La “Quarta Sponda”, la ex Colonia dei fasulli destini imperiali, la cacciata degli italiani, Gheddafi e il petrolio, la guerra e i migranti. Sono tante le immagini che il nome Libia suscita alla mente, immagini che in realtà sono solo i riflessi di un luogo forse ancora simbolico ma che ci è diventato man mano e sempre di più sconosciuto. Con il suo nuovo spettacolo Libia, presentato in anteprima, ErosAntEros, e cioè Agata Tomšič e Davide Sacco, tenta una operazione interessante e anche complessa, quella di trasfigurare esteticamente i reportages di Francesca Mannocchi, già trasposti in graphic novel da Gianluca Costantini, per consentirsi e consentirci una conoscenza diversa di quel luogo ormai diventato mistero, che mescoli i rigori della cronaca d’inchiesta con la libertà della narrazione, tentando di intercettare e dare voce alle sfumature dell’umanità che quel mistero popola e alimenta.

In fondo dare immagine, voce e corpo alla Libia vista dai libici, nelle contraddizioni di un paese da un decennio in guerra, ricchissimo di risorse ma povero di prospettive, un paese anche cattivo, per volontà o per forza, che si trova a sfruttare il desiderio di Europa e salvezza dei migranti africani, costringendo loro al rischio di una morte in mare e noi al dilemma tra accoglienza/salvezza e rifiuto, in un tragico e perpetuo traffico di esseri umani ridotti a freddi numeri di uno sbarco ovvero di un naufragio.

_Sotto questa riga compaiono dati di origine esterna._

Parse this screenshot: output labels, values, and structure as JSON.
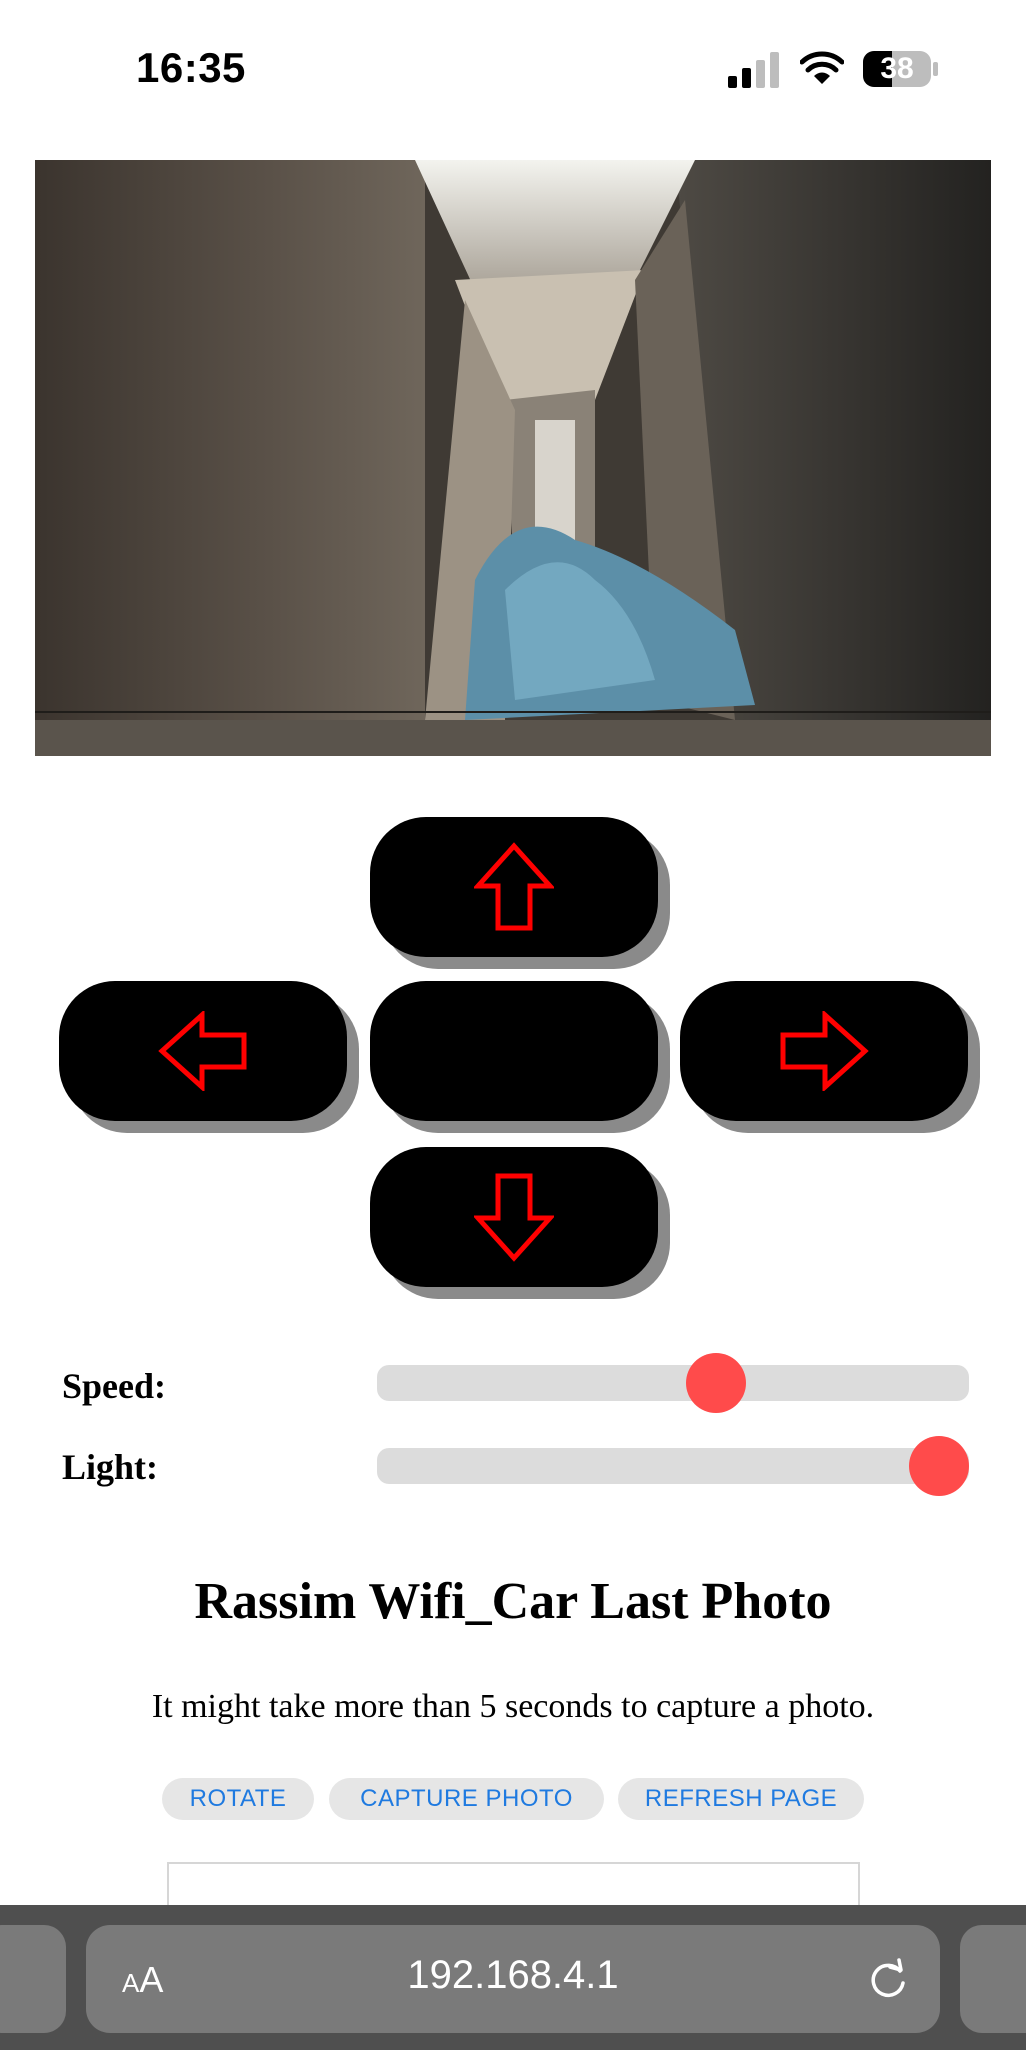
{
  "status_bar": {
    "time": "16:35",
    "battery_level": "38",
    "icons": [
      "signal-icon",
      "wifi-icon",
      "battery-icon"
    ]
  },
  "camera": {
    "icon": "camera-feed-image"
  },
  "dpad": {
    "up_icon": "arrow-up-icon",
    "left_icon": "arrow-left-icon",
    "right_icon": "arrow-right-icon",
    "down_icon": "arrow-down-icon",
    "arrow_color": "#ff0000",
    "button_color": "#000000"
  },
  "controls": {
    "speed_label": "Speed:",
    "speed_value": 0.58,
    "light_label": "Light:",
    "light_value": 1.0,
    "thumb_color": "#ff4b4b"
  },
  "photo": {
    "title": "Rassim Wifi_Car Last Photo",
    "note": "It might take more than 5 seconds to capture a photo.",
    "buttons": {
      "rotate": "ROTATE",
      "capture": "CAPTURE PHOTO",
      "refresh": "REFRESH PAGE"
    },
    "button_text_color": "#1f7ae0"
  },
  "browser": {
    "aa_small": "A",
    "aa_big": "A",
    "url": "192.168.4.1",
    "reload_icon": "reload-icon"
  }
}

Così mentre sullo schermo scorrono animati i disegni di Costantini, quasi uno sguardo che scivola da una nave che accosta a quelle terre, ai lati del palcoscenico Agata Tomšič e Younes El Bouzari danno a quelle immagini parola e, con quella profondità simbolica che la parola porta con sè, creano una prospettiva estetica su cui si riflette la suggestione della cronaca, mentre la musica dal vivo di Bruno Dorella ne alimenta corrispondenze e nuove significazioni.

Ne nasce uno spettacolo in un certo senso tridimensionale dal punto di vista narrativo, nel quale le tre dimensioni (visiva, recitativa e musicale) nel loro reciproco interagire cercano di creare quella quarta dimensione estetica che solo nella contingenza del palcoscenico può realizzarsi offrendo alimento alla nostra curiosità e alla nostra necessità di capire, continuamente stimolata e continuamente intercettata. Uno spettacolo certamente complesso di cui non si può non apprezzare lo sforzo di recuperare al teatro una dimensione politica che vada oltre la cronaca (o anche l’odierna e vuota politica politicante) riportando in scena una condizione che sia intima e psicologica ma anche capace di illuminare la storia che le singolarità esistenziali sostengono e vivono inevitabilmente in una situazione collettiva e condivisa.